American 1884 - 1914
Donald Beauregard was born 1884 in Fillmore, Utah, the son of a rancher. His family recognized his artistic talent early, and he had his first art lesson at the age of eleven by an eastern teacher who was visiting central Utah. Beauregard felt confined in Fillmore, and in 1900, he left town, wandering for a while and then ending up at Brigham Young University. He studied there until 1903. During this year, he left BYU and continued his education at the University of Utah, studying under Edwin Evans for three years and becoming his assistant in 1904. In 1906, Beauregard graduated from the University with high honors. Evans said, "He was a brilliant student who excelled in every phase of academic work." Beauregard demonstrated his versatility by winning honors in art, oration, and debate.
In this same year of 1906, he saved his money until he could afford to travel to Europe, where he studied at the Academie Julian in Paris. While in Paris, Beauregard won many prizes for his work, including a first prize, with the work becoming part of the school's permanent collection. He financed his stay by writing special features and by drawing cartoons for newspapers. Beauregard made many discoveries about art while in Paris. At first, he followed Monet and the Impressionists and traveled and painted in Flanders. Later, he looked to Gauguin and Cezanne and began to incorporate cubist ideas into his expressionist landscapes.
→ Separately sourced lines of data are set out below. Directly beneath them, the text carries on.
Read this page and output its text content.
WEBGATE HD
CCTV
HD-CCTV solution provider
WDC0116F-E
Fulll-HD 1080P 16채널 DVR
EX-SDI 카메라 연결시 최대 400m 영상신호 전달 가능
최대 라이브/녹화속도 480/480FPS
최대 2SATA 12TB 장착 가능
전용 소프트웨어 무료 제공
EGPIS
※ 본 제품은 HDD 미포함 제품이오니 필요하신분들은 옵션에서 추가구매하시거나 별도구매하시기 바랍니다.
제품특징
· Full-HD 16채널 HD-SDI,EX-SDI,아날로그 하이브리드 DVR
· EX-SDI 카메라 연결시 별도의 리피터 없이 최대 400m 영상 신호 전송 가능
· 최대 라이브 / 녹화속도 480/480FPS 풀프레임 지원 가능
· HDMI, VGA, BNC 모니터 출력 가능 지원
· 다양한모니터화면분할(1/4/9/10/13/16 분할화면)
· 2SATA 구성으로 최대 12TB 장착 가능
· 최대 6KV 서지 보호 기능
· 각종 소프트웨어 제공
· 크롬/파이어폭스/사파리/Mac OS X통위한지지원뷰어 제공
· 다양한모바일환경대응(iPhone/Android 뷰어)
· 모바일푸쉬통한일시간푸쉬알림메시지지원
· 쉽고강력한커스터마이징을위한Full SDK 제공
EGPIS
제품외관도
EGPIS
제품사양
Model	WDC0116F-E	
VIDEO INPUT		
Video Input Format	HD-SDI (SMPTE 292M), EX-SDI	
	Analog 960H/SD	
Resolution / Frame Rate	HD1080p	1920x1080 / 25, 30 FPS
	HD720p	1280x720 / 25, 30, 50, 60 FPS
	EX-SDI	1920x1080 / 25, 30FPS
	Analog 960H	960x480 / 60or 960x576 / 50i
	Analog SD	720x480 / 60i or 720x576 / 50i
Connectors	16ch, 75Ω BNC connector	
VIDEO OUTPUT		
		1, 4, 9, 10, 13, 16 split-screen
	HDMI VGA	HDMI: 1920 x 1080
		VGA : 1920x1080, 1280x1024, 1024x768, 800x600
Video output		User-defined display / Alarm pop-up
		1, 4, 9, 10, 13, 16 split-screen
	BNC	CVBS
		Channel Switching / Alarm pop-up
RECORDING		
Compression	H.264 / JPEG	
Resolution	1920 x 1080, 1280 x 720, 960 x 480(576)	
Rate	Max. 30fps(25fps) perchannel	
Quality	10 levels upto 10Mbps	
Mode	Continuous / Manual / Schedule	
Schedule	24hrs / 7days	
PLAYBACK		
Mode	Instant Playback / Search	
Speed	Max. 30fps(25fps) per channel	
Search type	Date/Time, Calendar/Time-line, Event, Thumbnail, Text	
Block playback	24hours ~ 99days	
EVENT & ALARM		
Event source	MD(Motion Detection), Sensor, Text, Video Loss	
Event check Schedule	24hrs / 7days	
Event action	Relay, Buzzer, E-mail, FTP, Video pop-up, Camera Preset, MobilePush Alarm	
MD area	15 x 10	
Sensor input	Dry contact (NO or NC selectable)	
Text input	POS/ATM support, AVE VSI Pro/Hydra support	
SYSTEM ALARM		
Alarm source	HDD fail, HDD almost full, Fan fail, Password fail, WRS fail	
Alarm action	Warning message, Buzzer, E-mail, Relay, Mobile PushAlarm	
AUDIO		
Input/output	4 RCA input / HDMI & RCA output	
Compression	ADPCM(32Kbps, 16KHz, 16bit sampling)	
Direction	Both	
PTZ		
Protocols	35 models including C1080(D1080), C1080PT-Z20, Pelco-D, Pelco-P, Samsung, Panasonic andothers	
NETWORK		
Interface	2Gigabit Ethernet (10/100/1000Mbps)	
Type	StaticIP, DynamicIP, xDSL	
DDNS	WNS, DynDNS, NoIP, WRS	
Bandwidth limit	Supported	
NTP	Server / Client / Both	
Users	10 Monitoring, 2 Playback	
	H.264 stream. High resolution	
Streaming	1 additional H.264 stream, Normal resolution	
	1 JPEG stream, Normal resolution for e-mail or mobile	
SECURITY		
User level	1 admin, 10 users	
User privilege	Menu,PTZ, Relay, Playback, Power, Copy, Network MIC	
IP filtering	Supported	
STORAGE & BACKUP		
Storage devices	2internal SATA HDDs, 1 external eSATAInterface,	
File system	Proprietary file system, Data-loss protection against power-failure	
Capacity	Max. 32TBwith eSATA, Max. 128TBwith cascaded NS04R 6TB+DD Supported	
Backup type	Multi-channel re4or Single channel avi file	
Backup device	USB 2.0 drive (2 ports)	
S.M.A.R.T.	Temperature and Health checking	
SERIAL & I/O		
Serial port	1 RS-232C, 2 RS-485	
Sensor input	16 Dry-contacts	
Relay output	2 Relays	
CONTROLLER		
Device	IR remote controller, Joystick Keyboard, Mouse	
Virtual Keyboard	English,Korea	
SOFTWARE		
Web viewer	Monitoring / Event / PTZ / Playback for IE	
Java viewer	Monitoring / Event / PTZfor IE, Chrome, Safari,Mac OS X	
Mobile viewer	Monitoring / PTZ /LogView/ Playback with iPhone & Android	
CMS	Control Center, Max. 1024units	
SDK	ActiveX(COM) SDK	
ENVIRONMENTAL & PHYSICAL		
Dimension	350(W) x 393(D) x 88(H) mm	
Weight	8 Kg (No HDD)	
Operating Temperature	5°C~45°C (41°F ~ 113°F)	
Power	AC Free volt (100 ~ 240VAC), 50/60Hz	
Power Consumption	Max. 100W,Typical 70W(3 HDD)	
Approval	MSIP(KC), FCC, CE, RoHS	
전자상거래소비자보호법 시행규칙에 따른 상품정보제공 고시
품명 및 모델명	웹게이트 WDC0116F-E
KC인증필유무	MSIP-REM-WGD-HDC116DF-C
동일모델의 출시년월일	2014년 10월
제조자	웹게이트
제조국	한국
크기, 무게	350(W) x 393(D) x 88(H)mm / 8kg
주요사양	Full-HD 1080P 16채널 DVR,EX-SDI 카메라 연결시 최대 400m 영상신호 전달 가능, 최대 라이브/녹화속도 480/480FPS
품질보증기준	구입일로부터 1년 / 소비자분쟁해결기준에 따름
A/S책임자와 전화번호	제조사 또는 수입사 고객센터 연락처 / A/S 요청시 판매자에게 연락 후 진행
In 1908, he returned to Utah and became the Director of Art in the Ogden City School District. Before going to Europe, Beauregard had won first prize in the Utah Art Institute exhibit, and in 1909, after his return, he again won first prize. This second award helped him get a job as an illustrator for Western Monthly magazine and as correspondent for the Deseret News. Summer archaeology work led eventually to contact with Frank Springer, a wealthy New Mexico art patron, who became Beauregard's sponsor. Springer bought some of Beauregard's paintings and financed his second trip to Europe, where he spent the entire trip painting and sketching in Spain, France, and Germany. These paintings sold well to Europeans, and after his return, to Americans.